An offset calculation module, for a sample of the input anomaly detection model, the sample includes at least one sample feature, and the offset of the sample feature is determined according to the distribution parameter of each sample feature; the distribution parameter is used for Indicates the distribution characteristics of the sample feature in the training set data of the anomaly detection model; the anomaly detection model is an unsupervised model;

A feature determination module, configured to determine at least one sample feature as an interpretation feature corresponding to the sample according to the deviation degree of each sample feature in the sample, and the interpretation feature is used to interpret the sample and the corresponding anomaly Check the correlation between the model output results of the model.
The device according to claim 7, further comprising:

The distribution calculation module is used to obtain target sample features from each sample of the training set data to obtain a target feature set including multiple target sample features; according to the target feature set, determine the distribution parameters of the target sample features; The training set data includes multiple samples, and each sample includes at least one sample feature.
The device according to claim 7,

The offset calculation module is specifically configured to: for one of the sample features of the sample in the test set data of the anomaly detection model, determine the actual value of the sample feature in the sample; obtain the sample feature in The mean value in the training set data; determine the distance that the actual value deviates from the mean by several times the variance as the degree of offset; and the distribution parameters include: the mean and variance of the sample features.
An interpretation feature determination device for anomaly detection.
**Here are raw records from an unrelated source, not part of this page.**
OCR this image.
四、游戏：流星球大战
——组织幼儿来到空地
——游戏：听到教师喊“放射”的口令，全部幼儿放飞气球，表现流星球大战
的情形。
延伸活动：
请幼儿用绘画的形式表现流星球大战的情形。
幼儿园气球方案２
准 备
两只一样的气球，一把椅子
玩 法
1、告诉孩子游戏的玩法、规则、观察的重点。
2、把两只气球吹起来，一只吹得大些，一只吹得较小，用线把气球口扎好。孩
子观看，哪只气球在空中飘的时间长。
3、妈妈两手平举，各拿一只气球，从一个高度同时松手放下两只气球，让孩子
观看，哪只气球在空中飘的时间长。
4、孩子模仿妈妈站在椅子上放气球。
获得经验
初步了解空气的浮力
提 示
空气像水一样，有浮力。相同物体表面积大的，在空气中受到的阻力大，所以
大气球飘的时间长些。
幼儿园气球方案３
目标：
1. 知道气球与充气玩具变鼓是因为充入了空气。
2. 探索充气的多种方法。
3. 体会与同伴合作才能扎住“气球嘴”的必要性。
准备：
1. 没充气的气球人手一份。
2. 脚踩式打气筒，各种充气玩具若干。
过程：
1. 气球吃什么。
The device includes a memory, a processor, and a computer program stored on the memory and executable on the processor. When the processor executes the program, the following steps are implemented:

For a sample of the input anomaly detection model, the sample includes at least one sample feature, and the degree of deviation of the sample feature is determined according to the distribution parameter of each sample feature; the distribution parameter is used to indicate that the sample feature is in the anomaly Distribution characteristics in the training set data of the detection model; the anomaly detection model is an unsupervised model;

According to the deviation degree of each sample feature in the sample, at least one sample feature is determined as the interpretation feature corresponding to the sample, and the interpretation feature is used to interpret the model output result of the sample and the corresponding anomaly detection model Associations.